(breitbart) – The United States Supreme Court (SCOTUS) on Monday ruled in a 5-4 opinion against an illegal alien who sought to appeal his order for deportation before a federal appellate court.

Pankajkumar Patel, an illegal alien from India who arrived in the U.S. with his wife in the 1990s, applied for discretionary adjustment of status with the U.S. Citizenship and Immigration Services (USCIS) agency in 2007. The adjustment of status would have rewarded Patel and his wife with green cards.

USCIS denied Patel’s application, having found that he previously falsely claimed to be an American citizen on a Georgia driver’s license application. When the federal government sought to deport Patel and his wife years later, he again applied for adjustment of status and argued before a federal immigration judge that he accidentally checked the “citizen” box on the Georgia driver’s license application.

The federal immigration judge denied Patel’s effort to avoid deportation and ordered him and his wife removed from the U.S. When Patel appealed the decision to the Board of Immigration Appeals, they dismissed his case.

That is when Patel sought review from the Court of Appeals for the Eleventh Circuit, which found that they lacked jurisdiction in the case. SCOTUS granted judicial review to resolve the question of whether federal courts lack jurisdiction to intervene in deportation proceedings.

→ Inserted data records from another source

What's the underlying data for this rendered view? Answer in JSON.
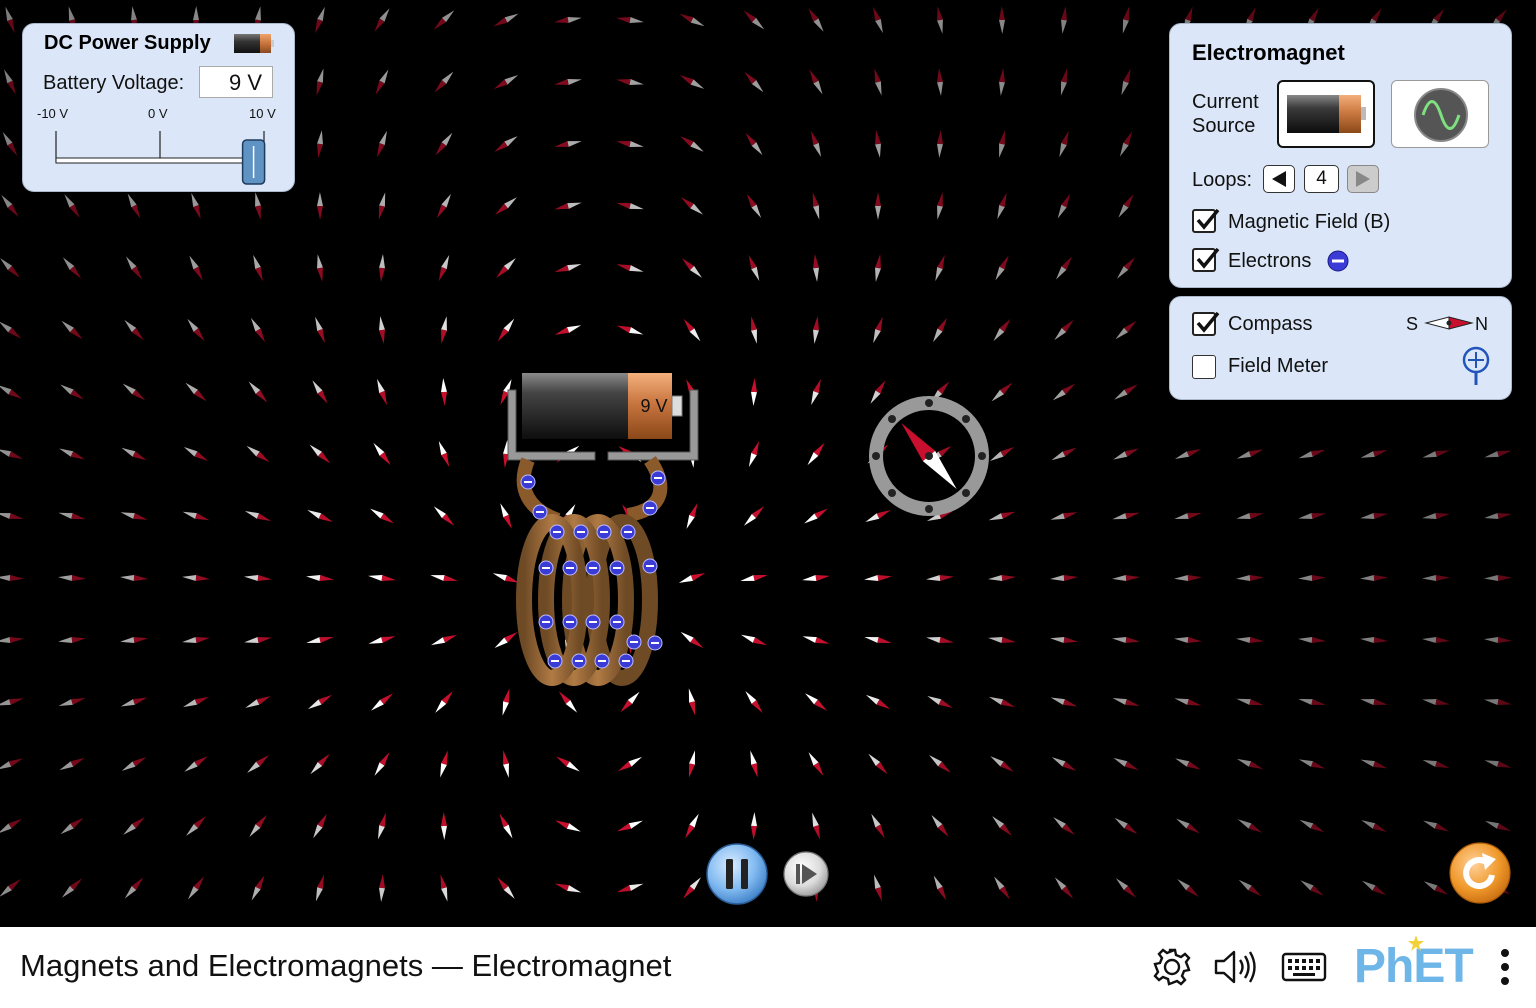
{
  "dc_power_supply": {
    "title": "DC Power Supply",
    "voltage_label": "Battery Voltage:",
    "voltage_value": "9 V",
    "ticks": [
      "-10 V",
      "0 V",
      "10 V"
    ],
    "slider_min": -10,
    "slider_max": 10,
    "slider_value": 9
  },
  "electromagnet_panel": {
    "title": "Electromagnet",
    "current_source_label_1": "Current",
    "current_source_label_2": "Source",
    "loops_label": "Loops:",
    "loops_value": "4",
    "magnetic_field_label": "Magnetic Field (B)",
    "magnetic_field_checked": true,
    "electrons_label": "Electrons",
    "electrons_checked": true
  },
  "tools_panel": {
    "compass_label": "Compass",
    "compass_checked": true,
    "compass_s": "S",
    "compass_n": "N",
    "field_meter_label": "Field Meter",
    "field_meter_checked": false
  },
  "battery_label": "9 V",
  "bottom_bar": {
    "sim_title": "Magnets and Electromagnets — Electromagnet",
    "logo": "PhET"
  },
  "colors": {
    "panel_bg": "#dbe7f8",
    "needle_north": "#c8102e",
    "needle_south": "#ffffff",
    "electron": "#3b3bd6",
    "coil": "#a8743f",
    "play_button": "#7fb8f0",
    "reset_button": "#f09a2c",
    "phet_blue": "#6fb6e8",
    "phet_yellow": "#f2d23a"
  }
}
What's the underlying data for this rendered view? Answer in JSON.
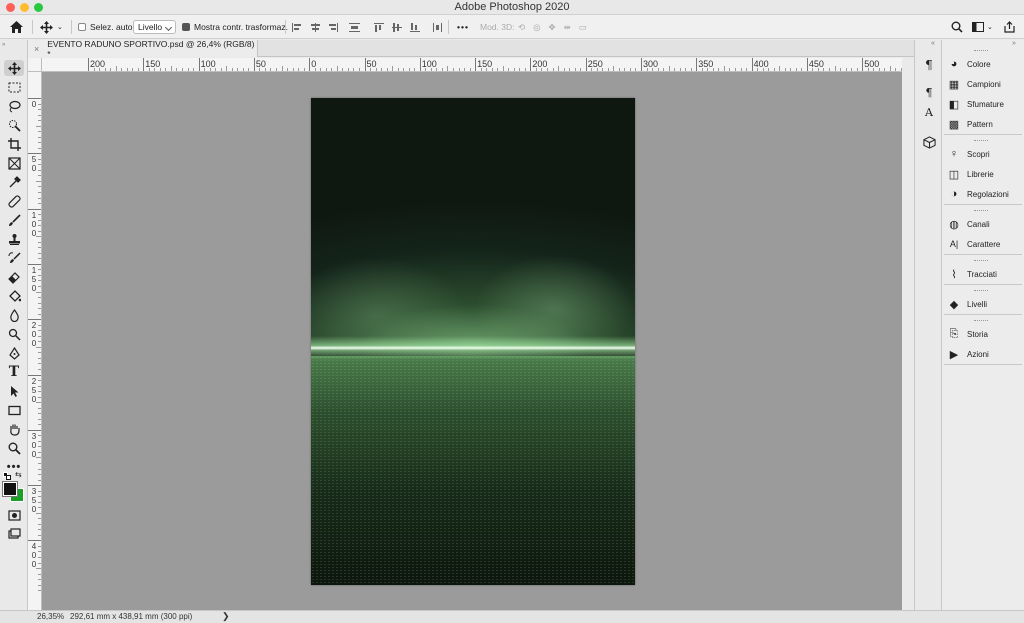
{
  "app": {
    "title": "Adobe Photoshop 2020"
  },
  "window_controls": {
    "close_color": "#fe5f57",
    "minimize_color": "#febc2e",
    "zoom_color": "#28c840"
  },
  "options_bar": {
    "auto_select_label": "Selez. auto:",
    "auto_select_checked": false,
    "auto_select_target": "Livello",
    "show_transform_label": "Mostra contr. trasformaz.",
    "show_transform_checked": true,
    "more_label": "•••",
    "mode3d_label": "Mod. 3D:"
  },
  "document_tab": {
    "title": "EVENTO RADUNO SPORTIVO.psd @ 26,4% (RGB/8) *",
    "close_label": "×"
  },
  "ruler_top": {
    "labels": [
      "200",
      "150",
      "100",
      "50",
      "0",
      "50",
      "100",
      "150",
      "200",
      "250",
      "300",
      "350",
      "400",
      "450",
      "500"
    ]
  },
  "ruler_left": {
    "labels": [
      "0",
      "5\n0",
      "1\n0\n0",
      "1\n5\n0",
      "2\n0\n0",
      "2\n5\n0",
      "3\n0\n0",
      "3\n5\n0",
      "4\n0\n0"
    ]
  },
  "colors": {
    "foreground": "#111111",
    "background": "#1aa024",
    "pasteboard": "#9b9b9b"
  },
  "right_panel": {
    "groups": [
      {
        "items": [
          {
            "label": "Colore",
            "icon": "color-palette-icon"
          },
          {
            "label": "Campioni",
            "icon": "swatches-grid-icon"
          },
          {
            "label": "Sfumature",
            "icon": "gradient-icon"
          },
          {
            "label": "Pattern",
            "icon": "pattern-icon"
          }
        ]
      },
      {
        "items": [
          {
            "label": "Scopri",
            "icon": "lightbulb-icon"
          },
          {
            "label": "Librerie",
            "icon": "library-icon"
          },
          {
            "label": "Regolazioni",
            "icon": "adjustments-icon"
          }
        ]
      },
      {
        "items": [
          {
            "label": "Canali",
            "icon": "channels-icon"
          },
          {
            "label": "Carattere",
            "icon": "character-icon"
          }
        ]
      },
      {
        "items": [
          {
            "label": "Tracciati",
            "icon": "paths-icon"
          }
        ]
      },
      {
        "items": [
          {
            "label": "Livelli",
            "icon": "layers-icon"
          }
        ]
      },
      {
        "items": [
          {
            "label": "Storia",
            "icon": "history-icon"
          },
          {
            "label": "Azioni",
            "icon": "play-icon"
          }
        ]
      }
    ]
  },
  "status_bar": {
    "zoom": "26,35%",
    "doc_info": "292,61 mm x 438,91 mm (300 ppi)",
    "chevron": "❯"
  }
}
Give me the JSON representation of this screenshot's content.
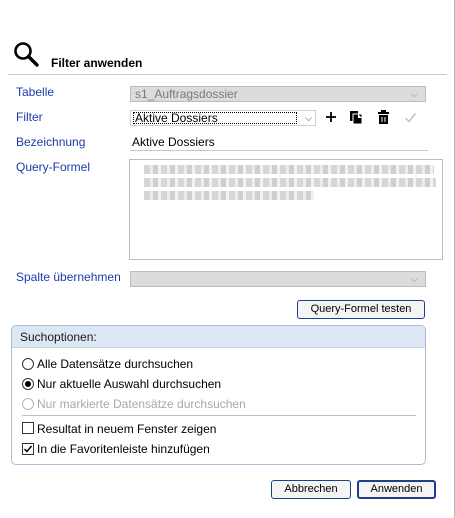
{
  "header": {
    "title": "Filter anwenden",
    "icon": "search-icon"
  },
  "form": {
    "tabelle": {
      "label": "Tabelle",
      "value": "s1_Auftragsdossier"
    },
    "filter": {
      "label": "Filter",
      "value": "Aktive Dossiers"
    },
    "bezeichnung": {
      "label": "Bezeichnung",
      "value": "Aktive Dossiers"
    },
    "query": {
      "label": "Query-Formel",
      "value": ""
    },
    "spalte": {
      "label": "Spalte übernehmen",
      "value": ""
    },
    "test_button": "Query-Formel testen"
  },
  "suchoptionen": {
    "title": "Suchoptionen:",
    "options": [
      {
        "label": "Alle Datensätze durchsuchen",
        "selected": false,
        "enabled": true
      },
      {
        "label": "Nur aktuelle Auswahl durchsuchen",
        "selected": true,
        "enabled": true
      },
      {
        "label": "Nur markierte Datensätze durchsuchen",
        "selected": false,
        "enabled": false
      }
    ],
    "checkboxes": [
      {
        "label": "Resultat in neuem Fenster zeigen",
        "checked": false
      },
      {
        "label": "In die Favoritenleiste hinzufügen",
        "checked": true
      }
    ]
  },
  "footer": {
    "cancel": "Abbrechen",
    "apply": "Anwenden"
  }
}
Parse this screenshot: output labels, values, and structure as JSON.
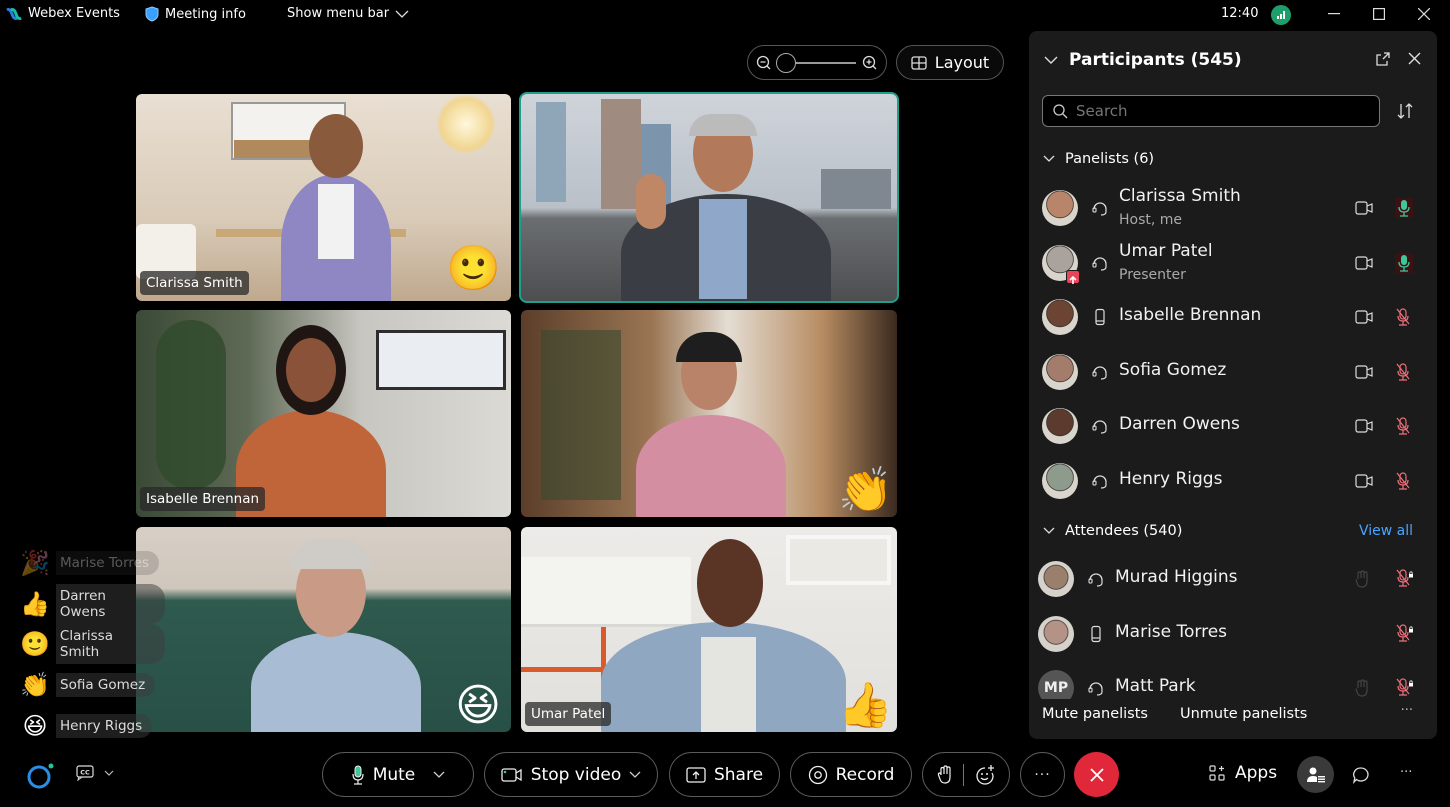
{
  "titlebar": {
    "app_name": "Webex Events",
    "meeting_info": "Meeting info",
    "show_menu_bar": "Show menu bar",
    "clock": "12:40"
  },
  "top_controls": {
    "zoom_level": 0,
    "layout_label": "Layout"
  },
  "video_tiles": [
    {
      "name": "Clarissa Smith",
      "label_visible": true,
      "reaction": "🙂",
      "active_speaker": false
    },
    {
      "name": "Umar Patel",
      "label_visible": false,
      "reaction": "",
      "active_speaker": true
    },
    {
      "name": "Isabelle Brennan",
      "label_visible": true,
      "reaction": "",
      "active_speaker": false
    },
    {
      "name": "Sofia Gomez",
      "label_visible": false,
      "reaction": "👏",
      "active_speaker": false
    },
    {
      "name": "Henry Riggs",
      "label_visible": false,
      "reaction": "😆",
      "active_speaker": false
    },
    {
      "name": "Umar Patel",
      "label_visible": true,
      "reaction": "👍",
      "active_speaker": false
    }
  ],
  "reactions_feed": [
    {
      "emoji": "🎉",
      "name": "Marise Torres"
    },
    {
      "emoji": "👍",
      "name": "Darren Owens"
    },
    {
      "emoji": "🙂",
      "name": "Clarissa Smith"
    },
    {
      "emoji": "👏",
      "name": "Sofia Gomez"
    },
    {
      "emoji": "😆",
      "name": "Henry Riggs"
    }
  ],
  "bottom_bar": {
    "mute_label": "Mute",
    "stop_video_label": "Stop video",
    "share_label": "Share",
    "record_label": "Record",
    "more_label": "···",
    "apps_label": "Apps",
    "cc_label": "CC"
  },
  "participants_panel": {
    "title": "Participants (545)",
    "search_placeholder": "Search",
    "panelists_header": "Panelists (6)",
    "attendees_header": "Attendees (540)",
    "view_all": "View all",
    "panelists": [
      {
        "name": "Clarissa Smith",
        "role": "Host, me",
        "device": "headset",
        "mic": "active",
        "initials": ""
      },
      {
        "name": "Umar Patel",
        "role": "Presenter",
        "device": "headset",
        "mic": "active",
        "presenter_badge": true,
        "initials": ""
      },
      {
        "name": "Isabelle Brennan",
        "role": "",
        "device": "phone",
        "mic": "muted",
        "initials": ""
      },
      {
        "name": "Sofia Gomez",
        "role": "",
        "device": "headset",
        "mic": "muted",
        "initials": ""
      },
      {
        "name": "Darren Owens",
        "role": "",
        "device": "headset",
        "mic": "muted",
        "initials": ""
      },
      {
        "name": "Henry Riggs",
        "role": "",
        "device": "headset",
        "mic": "muted",
        "initials": ""
      }
    ],
    "attendees": [
      {
        "name": "Murad Higgins",
        "device": "headset",
        "mic": "muted-locked",
        "hand": true,
        "initials": ""
      },
      {
        "name": "Marise Torres",
        "device": "phone",
        "mic": "muted-locked",
        "hand": false,
        "initials": ""
      },
      {
        "name": "Matt Park",
        "device": "headset",
        "mic": "muted-locked",
        "hand": true,
        "initials": "MP"
      }
    ],
    "footer": {
      "mute_panelists": "Mute panelists",
      "unmute_panelists": "Unmute panelists",
      "more": "···"
    }
  },
  "colors": {
    "accent_green": "#1d9e6a",
    "active_speaker_border": "#1f9e8a",
    "end_call_red": "#e0283a",
    "muted_red": "#f0707a",
    "mic_active_green": "#3fc79a",
    "link_blue": "#4aa3ff",
    "panel_bg": "#1b1b1b"
  }
}
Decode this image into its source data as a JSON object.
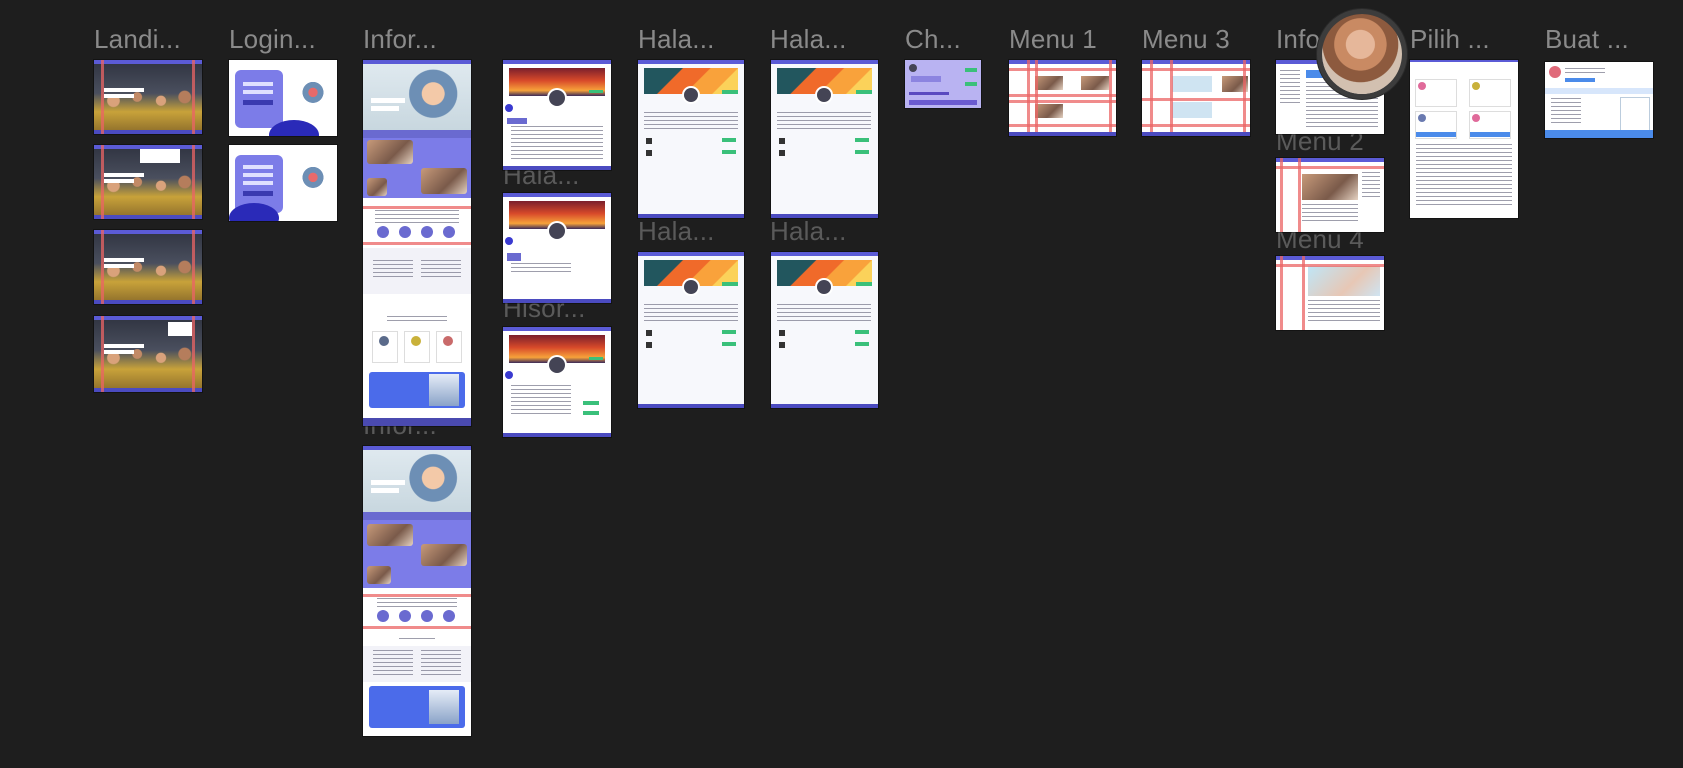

Associate Justice Amy Coney Barrett wrote for the majority in the 5-4 decision that “federal courts lack jurisdiction to review facts found as part of discretionary-relief proceedings under” federal immigration law:

Like the Government, Patel cannot square his interpretation with the text of §1252(a)(2)(B)(i). He claims that his is the only interpretation that makes sense of “regarding the granting of relief ”; as he sees it, “any judgment regarding the granting of relief ” must narrow the meaning of “judgment” to include only the decision “whether to grant relief.” To be sure, the reference to “the granting of relief ” appears to constrain the provision from sweeping in judgments that have nothing to do with that subject. But as even the Government acknowledges, §1252(a)(2)(B)(i) does not stop at just the grant or denial of relief; it extends to any judgment “regarding” that ultimate decisionPatel’s interpretation to the contrary reads “regarding” out of the statute entirely. [Emphasis added]

Context further undermines Patel’s position. He cannot explain why the bar in subparagraph (B) should be read differently from subparagraph (C)’s prohibition on reviewing final orders of removal for certain criminal offenses. Patel acknowledges that this bar on review of a “final order” also precludes review of its factual support, including the very kind of factfinding at issue in this case. But if Congress had wanted to achieve that effect in subparagraph (B), he argues, it could have used “final order” there too, rather than “judgment.” Reply Brief for Petitioners 7. Yet Patel ignores a simple explanation for the shift in terminology. Subparagraph (B) bars review of only one facet of the removal process (consideration of discretionary relief) whereas subparagraph (C) prohibits review of the entire proceeding (removal based on a criminal offense). Each statutory label describes its target, but otherwise, the provisions preclude judicial review in the same way and bear the same relationship to subparagraph (D). Given those similarities, we see no reason to think that subparagraph (B) would allow a court to review the factual underpinnings of a decision when subparagraph (C) prohibits just that. [Emphasis added]

We therefore affirm the judgment of the Court of Appeals.
[Emphasis added]

Barrett was joined by Chief Justice John Roberts as well as her fellow conservatives on the Court — Justices Alito, Kavanaugh, and Thomas. Justice Neil Gorsuch, a libertarian, wrote the dissenting opinion joined by the liberals on the Court, Justices Breyer, Kagan, and Sotomayor.

The case is Patel v. Garland, No. 20–979 in the Supreme Court of the United States.